Leiden: E.J. Brill, 2002.

“Paul of Venice: Logica Parva, First Critical Edition from the Manuscripts with Introduction and Commentary” is an edition of the Latin text of “Logica Parva,” a late 14th-century work in logic and semantics. The book gives evidence that the early Humanists who launched modern philosophy on a critique of Scholasticism knew little, if anything, of Scholastic logic.

The “Logica Parva,” which is more than 200 modern pages in length, exists in more than 80 manuscripts and 25 printed editions. From these, Alan Perreiah inspected all of the manuscripts and used a computer program Zyindex to establish six as the basis for the edition. The “Logica Parva” gave students a foundation in logic so that they could keep abreast of the latest scientific, philosophical and theological ideas that were coming into Italy from Paris and Oxford.

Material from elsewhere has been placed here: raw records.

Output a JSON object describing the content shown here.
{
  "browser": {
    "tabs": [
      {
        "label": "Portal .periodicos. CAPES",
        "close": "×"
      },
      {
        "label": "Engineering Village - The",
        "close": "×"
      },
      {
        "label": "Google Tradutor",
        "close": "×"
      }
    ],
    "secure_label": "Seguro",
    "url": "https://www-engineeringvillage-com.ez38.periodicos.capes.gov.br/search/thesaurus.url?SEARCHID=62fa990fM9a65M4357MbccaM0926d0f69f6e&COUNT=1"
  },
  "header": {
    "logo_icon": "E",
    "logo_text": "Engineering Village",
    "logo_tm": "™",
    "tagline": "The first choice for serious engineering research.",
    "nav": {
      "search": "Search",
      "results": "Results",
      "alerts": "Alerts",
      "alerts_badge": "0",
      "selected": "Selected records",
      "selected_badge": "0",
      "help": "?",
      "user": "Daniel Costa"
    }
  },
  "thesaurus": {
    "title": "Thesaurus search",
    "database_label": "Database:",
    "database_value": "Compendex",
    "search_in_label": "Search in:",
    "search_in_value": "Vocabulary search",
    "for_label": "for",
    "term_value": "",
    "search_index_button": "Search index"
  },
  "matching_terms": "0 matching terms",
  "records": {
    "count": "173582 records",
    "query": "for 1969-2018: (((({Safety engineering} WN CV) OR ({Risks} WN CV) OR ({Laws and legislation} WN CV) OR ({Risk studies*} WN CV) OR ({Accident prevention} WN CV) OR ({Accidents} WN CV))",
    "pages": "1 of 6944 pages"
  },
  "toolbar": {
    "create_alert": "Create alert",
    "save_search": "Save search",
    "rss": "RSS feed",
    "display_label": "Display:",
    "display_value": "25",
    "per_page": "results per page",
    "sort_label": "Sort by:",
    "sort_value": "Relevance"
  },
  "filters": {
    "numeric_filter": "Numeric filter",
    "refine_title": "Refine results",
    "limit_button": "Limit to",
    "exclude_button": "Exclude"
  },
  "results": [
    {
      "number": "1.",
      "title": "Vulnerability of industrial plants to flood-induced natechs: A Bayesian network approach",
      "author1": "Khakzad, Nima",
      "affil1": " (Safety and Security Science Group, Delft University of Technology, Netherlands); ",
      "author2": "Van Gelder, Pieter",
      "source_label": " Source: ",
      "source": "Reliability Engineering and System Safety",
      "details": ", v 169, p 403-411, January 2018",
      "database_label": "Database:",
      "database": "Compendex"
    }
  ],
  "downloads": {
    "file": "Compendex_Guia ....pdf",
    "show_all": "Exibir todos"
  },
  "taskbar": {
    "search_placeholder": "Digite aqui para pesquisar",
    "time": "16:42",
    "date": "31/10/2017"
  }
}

Alan Perreiah is a professor in the Department of Philosophy in College of Arts and Sciences at the University of Kentucky. He holds a doctorate from Indiana University.  He was a Fulbright Scholar (Poland) and has held N.E.H. Fellowships at the Institute for Advanced Study, Princeton, N. J., and at Villa i Tatti, the Harvard University Center for Italian Renaissance Studies in Florence, Italy. He is the translator of “Paul of Venice: Logica Parva” (Munich: Philosophia Verlag, 1984) and the author of numerous articles on Paul of Venice and topics in medieval logic and philosophy.  He is also interested in the contributions of Asian philosophers to logic, cosmology, metaphysics and ethics.